Table 2. Accuracy performance by BP and ALBP (R = Run; F = Fold; T = Total)

The 10 repetition of 5-fold cross validation results indicate that this proposed ALBP performs better than classical BP algorithm. The reason lies in the adaptive learning-rate can accelerate the training procedure [38]. In standard BP, the learning rate is unchanged, and thus the performance is sensitive to initial weight [39]. We see from left side of Table 2 that the accuracy in each run of BP vary from 79.59% to 91.84%. While the ALBP makes the learning rate responsive to the local error surface, and thus it is not as sensitive as BP. We see from right side of Table 2 that the accuracy in each run of ALBP vary from 91.84 to 97.76%. Thus, ALBP is much more stable than BP.

4.3 Comparison

Finally, we compared our DWPE + SLNN + ALBP approach with following three methods: (i) The combination of fractional Fourier transform (FRFT) and principal component analysis (PCA) method [40], which shall be abbreviated as FRFT + PCA. (ii) The combination of wavelet entropy (WE) and decision tree (DT) method [41], which is abbreviated as WE + DT. (iii) The hybrid system based on wavelet entropy (WE) and Markov random field (MRF) [42], abbreviated as WE + MRF.

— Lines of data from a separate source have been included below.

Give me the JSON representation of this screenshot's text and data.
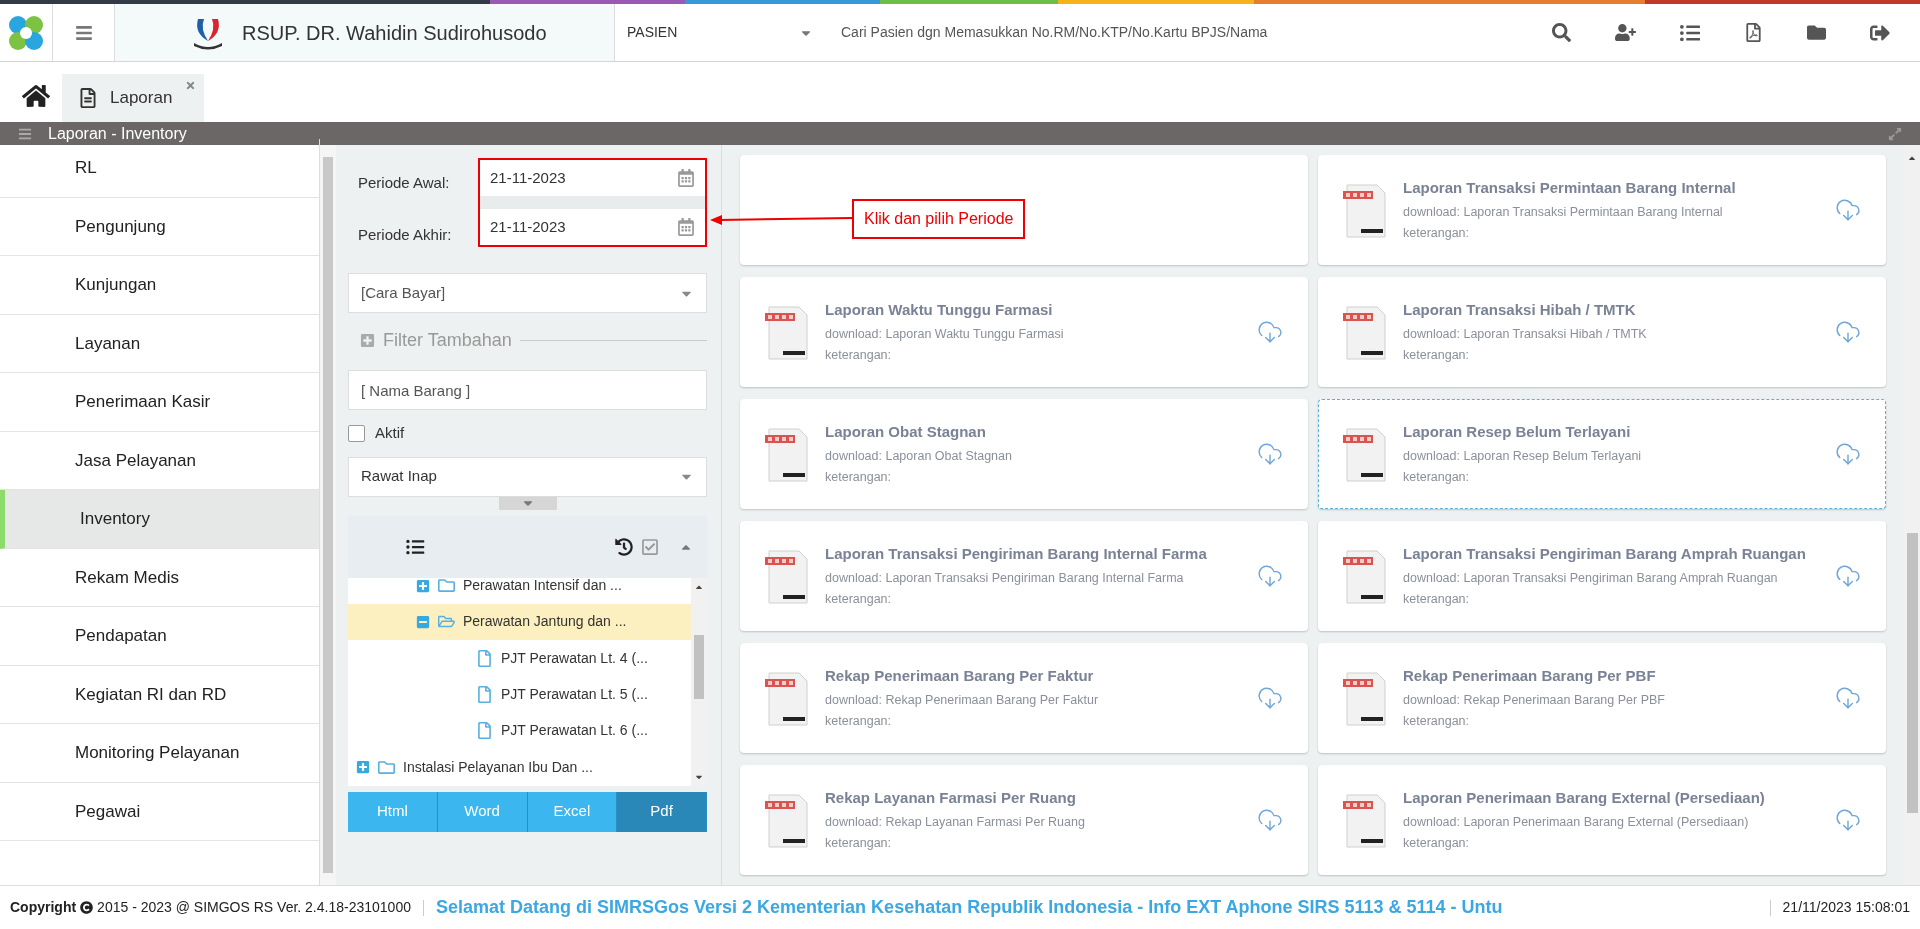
{
  "header": {
    "hospital_name": "RSUP. DR. Wahidin Sudirohusodo",
    "search_type": "PASIEN",
    "search_placeholder": "Cari Pasien dgn Memasukkan No.RM/No.KTP/No.Kartu BPJS/Nama"
  },
  "tabs": [
    {
      "label": "Laporan",
      "selected": true
    }
  ],
  "section_title": "Laporan - Inventory",
  "menu": [
    {
      "label": "RL",
      "selected": false
    },
    {
      "label": "Pengunjung",
      "selected": false
    },
    {
      "label": "Kunjungan",
      "selected": false
    },
    {
      "label": "Layanan",
      "selected": false
    },
    {
      "label": "Penerimaan Kasir",
      "selected": false
    },
    {
      "label": "Jasa Pelayanan",
      "selected": false
    },
    {
      "label": "Inventory",
      "selected": true
    },
    {
      "label": "Rekam Medis",
      "selected": false
    },
    {
      "label": "Pendapatan",
      "selected": false
    },
    {
      "label": "Kegiatan RI dan RD",
      "selected": false
    },
    {
      "label": "Monitoring Pelayanan",
      "selected": false
    },
    {
      "label": "Pegawai",
      "selected": false
    }
  ],
  "filters": {
    "periode_awal": {
      "label": "Periode Awal:",
      "value": "21-11-2023"
    },
    "periode_akhir": {
      "label": "Periode Akhir:",
      "value": "21-11-2023"
    },
    "cara_bayar": {
      "placeholder": "[Cara Bayar]"
    },
    "filter_tambahan": "Filter Tambahan",
    "nama_barang": {
      "placeholder": "[ Nama Barang ]"
    },
    "aktif": {
      "label": "Aktif",
      "checked": false
    },
    "jenis": {
      "value": "Rawat Inap"
    }
  },
  "tree": {
    "continued_children": [
      {
        "label": "Perawatan Intensif dan ...",
        "kind": "folder",
        "expanded": false,
        "selected": false
      },
      {
        "label": "Perawatan Jantung dan ...",
        "kind": "folder",
        "expanded": true,
        "selected": true,
        "children": [
          {
            "label": "PJT Perawatan Lt. 4 (...",
            "kind": "file",
            "selected": false
          },
          {
            "label": "PJT Perawatan Lt. 5 (...",
            "kind": "file",
            "selected": false
          },
          {
            "label": "PJT Perawatan Lt. 6 (...",
            "kind": "file",
            "selected": false
          }
        ]
      }
    ],
    "nodes": [
      {
        "label": "Instalasi Pelayanan Ibu Dan ...",
        "kind": "folder",
        "expanded": false,
        "selected": false
      }
    ]
  },
  "export_buttons": [
    {
      "label": "Html",
      "selected": false
    },
    {
      "label": "Word",
      "selected": false
    },
    {
      "label": "Excel",
      "selected": false
    },
    {
      "label": "Pdf",
      "selected": true
    }
  ],
  "annotation": "Klik dan pilih Periode",
  "reports_left": [
    {
      "title": "Laporan Waktu Tunggu Farmasi",
      "download": "download: Laporan Waktu Tunggu Farmasi",
      "note": "keterangan:",
      "focused": false
    },
    {
      "title": "Laporan Obat Stagnan",
      "download": "download: Laporan Obat Stagnan",
      "note": "keterangan:",
      "focused": false
    },
    {
      "title": "Laporan Transaksi Pengiriman Barang Internal Farma",
      "download": "download: Laporan Transaksi Pengiriman Barang Internal Farma",
      "note": "keterangan:",
      "focused": false
    },
    {
      "title": "Rekap Penerimaan Barang Per Faktur",
      "download": "download: Rekap Penerimaan Barang Per Faktur",
      "note": "keterangan:",
      "focused": false
    },
    {
      "title": "Rekap Layanan Farmasi Per Ruang",
      "download": "download: Rekap Layanan Farmasi Per Ruang",
      "note": "keterangan:",
      "focused": false
    }
  ],
  "reports_right": [
    {
      "title": "Laporan Transaksi Permintaan Barang Internal",
      "download": "download: Laporan Transaksi Permintaan Barang Internal",
      "note": "keterangan:",
      "focused": false
    },
    {
      "title": "Laporan Transaksi Hibah / TMTK",
      "download": "download: Laporan Transaksi Hibah / TMTK",
      "note": "keterangan:",
      "focused": false
    },
    {
      "title": "Laporan Resep Belum Terlayani",
      "download": "download: Laporan Resep Belum Terlayani",
      "note": "keterangan:",
      "focused": true
    },
    {
      "title": "Laporan Transaksi Pengiriman Barang Amprah Ruangan",
      "download": "download: Laporan Transaksi Pengiriman Barang Amprah Ruangan",
      "note": "keterangan:",
      "focused": false
    },
    {
      "title": "Rekap Penerimaan Barang Per PBF",
      "download": "download: Rekap Penerimaan Barang Per PBF",
      "note": "keterangan:",
      "focused": false
    },
    {
      "title": "Laporan Penerimaan Barang External (Persediaan)",
      "download": "download: Laporan Penerimaan Barang External (Persediaan)",
      "note": "keterangan:",
      "focused": false
    }
  ],
  "footer": {
    "copyright_label": "Copyright",
    "copyright": "2015 - 2023 @ SIMGOS RS Ver. 2.4.18-23101000",
    "marquee": "Selamat Datang di SIMRSGos Versi 2 Kementerian Kesehatan Republik Indonesia - Info EXT Aphone SIRS 5113 & 5114 - Untu",
    "datetime": "21/11/2023 15:08:01"
  }
}
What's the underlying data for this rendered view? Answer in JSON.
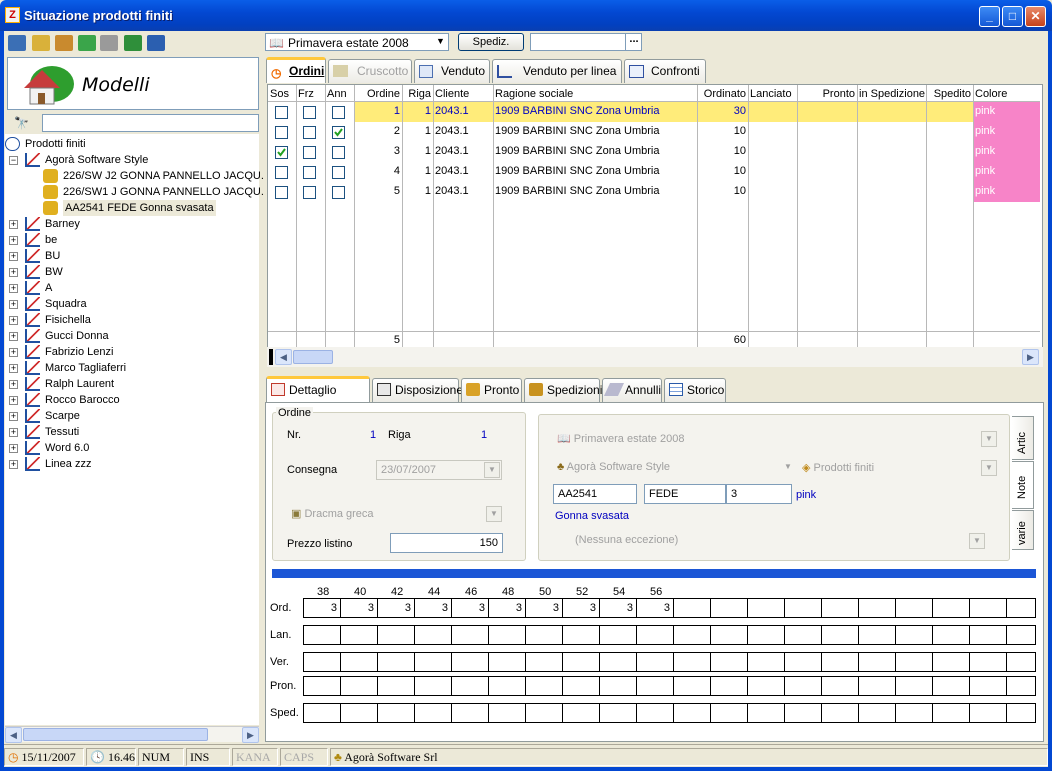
{
  "window": {
    "title": "Situazione prodotti finiti",
    "app_icon_glyph": "Z"
  },
  "left": {
    "panel_title": "Modelli",
    "search_value": "",
    "tree": [
      {
        "label": "Prodotti finiti",
        "level": 0,
        "expander": ""
      },
      {
        "label": "Agorà Software Style",
        "level": 1,
        "expander": "−"
      },
      {
        "label": "226/SW J2 GONNA PANNELLO JACQU.",
        "level": 2,
        "expander": ""
      },
      {
        "label": "226/SW1 J GONNA PANNELLO JACQU.",
        "level": 2,
        "expander": ""
      },
      {
        "label": "AA2541 FEDE Gonna svasata",
        "level": 2,
        "expander": "",
        "selected": true
      },
      {
        "label": "Barney",
        "level": 1,
        "expander": "+"
      },
      {
        "label": "be",
        "level": 1,
        "expander": "+"
      },
      {
        "label": "BU",
        "level": 1,
        "expander": "+"
      },
      {
        "label": "BW",
        "level": 1,
        "expander": "+"
      },
      {
        "label": "A",
        "level": 1,
        "expander": "+"
      },
      {
        "label": "Squadra",
        "level": 1,
        "expander": "+"
      },
      {
        "label": "Fisichella",
        "level": 1,
        "expander": "+"
      },
      {
        "label": "Gucci Donna",
        "level": 1,
        "expander": "+"
      },
      {
        "label": "Fabrizio Lenzi",
        "level": 1,
        "expander": "+"
      },
      {
        "label": "Marco Tagliaferri",
        "level": 1,
        "expander": "+"
      },
      {
        "label": "Ralph Laurent",
        "level": 1,
        "expander": "+"
      },
      {
        "label": "Rocco Barocco",
        "level": 1,
        "expander": "+"
      },
      {
        "label": "Scarpe",
        "level": 1,
        "expander": "+"
      },
      {
        "label": "Tessuti",
        "level": 1,
        "expander": "+"
      },
      {
        "label": "Word 6.0",
        "level": 1,
        "expander": "+"
      },
      {
        "label": "Linea zzz",
        "level": 1,
        "expander": "+"
      }
    ]
  },
  "top": {
    "season": "Primavera estate 2008",
    "spediz_label": "Spediz.",
    "spediz_value": "",
    "ellipsis": "..."
  },
  "tabs": [
    {
      "label": "Ordini",
      "active": true,
      "disabled": false
    },
    {
      "label": "Cruscotto",
      "active": false,
      "disabled": true
    },
    {
      "label": "Venduto",
      "active": false,
      "disabled": false
    },
    {
      "label": "Venduto per linea",
      "active": false,
      "disabled": false
    },
    {
      "label": "Confronti",
      "active": false,
      "disabled": false
    }
  ],
  "grid": {
    "headers": [
      "Sos",
      "Frz",
      "Ann",
      "Ordine",
      "Riga",
      "Cliente",
      "Ragione sociale",
      "Ordinato",
      "Lanciato",
      "Pronto",
      "in Spedizione",
      "Spedito",
      "Colore"
    ],
    "rows": [
      {
        "sos": false,
        "frz": false,
        "ann": false,
        "ordine": "1",
        "riga": "1",
        "cliente": "2043.1",
        "ragione": "1909 BARBINI SNC Zona Umbria",
        "ordinato": "30",
        "colore": "pink",
        "selected": true
      },
      {
        "sos": false,
        "frz": false,
        "ann": true,
        "ordine": "2",
        "riga": "1",
        "cliente": "2043.1",
        "ragione": "1909 BARBINI SNC Zona Umbria",
        "ordinato": "10",
        "colore": "pink",
        "selected": false
      },
      {
        "sos": true,
        "frz": false,
        "ann": false,
        "ordine": "3",
        "riga": "1",
        "cliente": "2043.1",
        "ragione": "1909 BARBINI SNC Zona Umbria",
        "ordinato": "10",
        "colore": "pink",
        "selected": false
      },
      {
        "sos": false,
        "frz": false,
        "ann": false,
        "ordine": "4",
        "riga": "1",
        "cliente": "2043.1",
        "ragione": "1909 BARBINI SNC Zona Umbria",
        "ordinato": "10",
        "colore": "pink",
        "selected": false
      },
      {
        "sos": false,
        "frz": false,
        "ann": false,
        "ordine": "5",
        "riga": "1",
        "cliente": "2043.1",
        "ragione": "1909 BARBINI SNC Zona Umbria",
        "ordinato": "10",
        "colore": "pink",
        "selected": false
      }
    ],
    "totals": {
      "ordine": "5",
      "ordinato": "60"
    }
  },
  "detail_tabs": [
    {
      "label": "Dettaglio ordine",
      "active": true
    },
    {
      "label": "Disposizione",
      "active": false
    },
    {
      "label": "Pronto",
      "active": false
    },
    {
      "label": "Spedizioni",
      "active": false
    },
    {
      "label": "Annulli",
      "active": false
    },
    {
      "label": "Storico",
      "active": false
    }
  ],
  "ordine": {
    "group_label": "Ordine",
    "nr_label": "Nr.",
    "nr_value": "1",
    "riga_label": "Riga",
    "riga_value": "1",
    "consegna_label": "Consegna",
    "consegna_value": "23/07/2007",
    "currency": "Dracma greca",
    "prezzo_label": "Prezzo listino",
    "prezzo_value": "150"
  },
  "articolo": {
    "season": "Primavera estate 2008",
    "company": "Agorà Software Style",
    "category": "Prodotti finiti",
    "code": "AA2541",
    "name": "FEDE",
    "variant": "3",
    "color": "pink",
    "description": "Gonna svasata",
    "exception": "(Nessuna eccezione)",
    "side_tabs": [
      "Artic",
      "Note",
      "varie"
    ]
  },
  "sizes": {
    "labels": [
      "38",
      "40",
      "42",
      "44",
      "46",
      "48",
      "50",
      "52",
      "54",
      "56"
    ],
    "row_labels": [
      "Ord.",
      "Lan.",
      "Ver.",
      "Pron.",
      "Sped."
    ],
    "ord_values": [
      "3",
      "3",
      "3",
      "3",
      "3",
      "3",
      "3",
      "3",
      "3",
      "3"
    ]
  },
  "status": {
    "date": "15/11/2007",
    "time": "16.46",
    "num": "NUM",
    "ins": "INS",
    "kana": "KANA",
    "caps": "CAPS",
    "company": "Agorà Software Srl"
  },
  "colors": {
    "accent": "#0348d2",
    "selected_row": "#ffec7a",
    "pink": "#f784c8",
    "link_blue": "#0000c0"
  }
}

Table 3 shows that our method get superior overall accuracy of 95.31% to other three methods: FRFT + PCA [40], WE + DT [41], and WE + MRF [42]. The reason may be two folds: First, our method used DWPE, which combines two successful components, DWPT and Shannon entropy. Second, the wavelet packet transform is more efficient than fractional Fourier transform in image texture extraction. In the future, we shall try to use advanced classifiers, such as sparse autoencoder [43], convolutional neural network [44], and shared-weight neural network [45].

Table 3. Comparison with state-of-the-art methods

5 Conclusions

We developed a new computer-aided diagnosis system in this paper for detecting unilateral hearing loss, viz., left-sided or right-sided. The experiments gave promising results. In the future, we shall collect more data to further validate our method.